The study has some limitations. As a retrospective survey, accurate recall may have been an issue. It is also possible that some other confounding factor was involved that the researchers did not measure. Several outcomes were measured, with only two having significant associations. When several outcomes are measured, the risk of chance associations increases. In this regard, it is interesting to compare this study’s results with those of an earlier, similar study by the same research team. This study was carried out in two of the three hospitals and found that 27.8% of 392 Italian women used at least one herb during pregnancy.3 The two Italian studies found a similar range of herbs being used, although in the earlier one chamomile was the most popular (44%) and topical almond oil was much less popular (9.2%). Almond oil massage may grow in popularity as a recent report found that daily almond oil massage was more effective in preventing striae gravidarum during pregnancy than application of almond oil without massage or a control.4
The application of these results to U.S. women is challenging. Cultural differences regarding the use of herbs during pregnancy may exist. Also, the specific herbal products available may differ, both by location and date. A particularly problematic product may give rise to concerns in one place at one time and not be of concern elsewhere. As the authors themselves note, this study highlights the importance of not assuming that natural products are perfectly safe. One of the concerns raised by the Boston study was that while most women had their use of prenatal vitamins documented in their medical records, use of herbal remedies was not mentioned.1
Much more research is needed to understand the impact of herbal remedies during pregnancy. Neither the Italian nor the U.S. study examined fetal outcomes, which is another area in need of research. It is clear that pregnant women should be asked about the herbs they are using and these should be documented in case anything unexpected needs to be followed up at a later point. n
REFERENCES
- Gardiner P, et al. Herb use, vitamin use, and diet in low-income, postpartum women. J Midwifery Womens Health 2013;58:150-157.

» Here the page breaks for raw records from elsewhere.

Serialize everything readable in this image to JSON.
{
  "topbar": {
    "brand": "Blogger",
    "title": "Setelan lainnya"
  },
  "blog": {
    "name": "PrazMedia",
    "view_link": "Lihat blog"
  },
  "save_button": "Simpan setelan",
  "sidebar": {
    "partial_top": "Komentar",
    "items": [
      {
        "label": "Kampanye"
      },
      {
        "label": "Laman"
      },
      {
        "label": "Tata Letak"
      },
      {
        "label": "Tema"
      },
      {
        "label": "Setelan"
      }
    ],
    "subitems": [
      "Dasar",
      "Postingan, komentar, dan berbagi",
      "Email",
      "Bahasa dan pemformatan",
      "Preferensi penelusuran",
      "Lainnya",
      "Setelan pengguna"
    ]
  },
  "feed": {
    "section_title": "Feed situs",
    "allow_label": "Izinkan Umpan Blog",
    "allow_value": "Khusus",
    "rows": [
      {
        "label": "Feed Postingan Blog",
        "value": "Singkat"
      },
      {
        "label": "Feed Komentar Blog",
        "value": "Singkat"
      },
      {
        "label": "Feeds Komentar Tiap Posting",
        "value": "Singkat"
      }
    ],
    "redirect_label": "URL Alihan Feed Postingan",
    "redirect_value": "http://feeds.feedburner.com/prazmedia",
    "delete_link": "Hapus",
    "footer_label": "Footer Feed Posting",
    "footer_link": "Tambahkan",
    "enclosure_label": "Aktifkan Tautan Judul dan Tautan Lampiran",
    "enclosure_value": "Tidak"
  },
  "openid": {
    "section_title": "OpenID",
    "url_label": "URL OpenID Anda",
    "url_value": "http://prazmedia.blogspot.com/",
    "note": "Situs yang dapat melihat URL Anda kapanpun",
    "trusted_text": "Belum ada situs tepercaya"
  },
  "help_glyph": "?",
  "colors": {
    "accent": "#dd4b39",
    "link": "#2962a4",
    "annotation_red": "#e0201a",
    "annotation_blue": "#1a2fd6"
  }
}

- Matthews A, et al. Interventions for nausea and vomiting in early pregnancy. Cochrane Database System Rev 2010;9:CD007575.
- Cuzzolin L, et al. Use of herbal products among 392 Italian pregnant women: Focus on pregnancy outcome. Pharmacoepidemiol Drug Saf 2010;19:1151-1158.
- Timur Taşhan S, Kafkasli A. The effect of bitter almond oil and massaging on striae gravidarum in primiparaous women. J Clin Nurs 2012;21:1570-1576.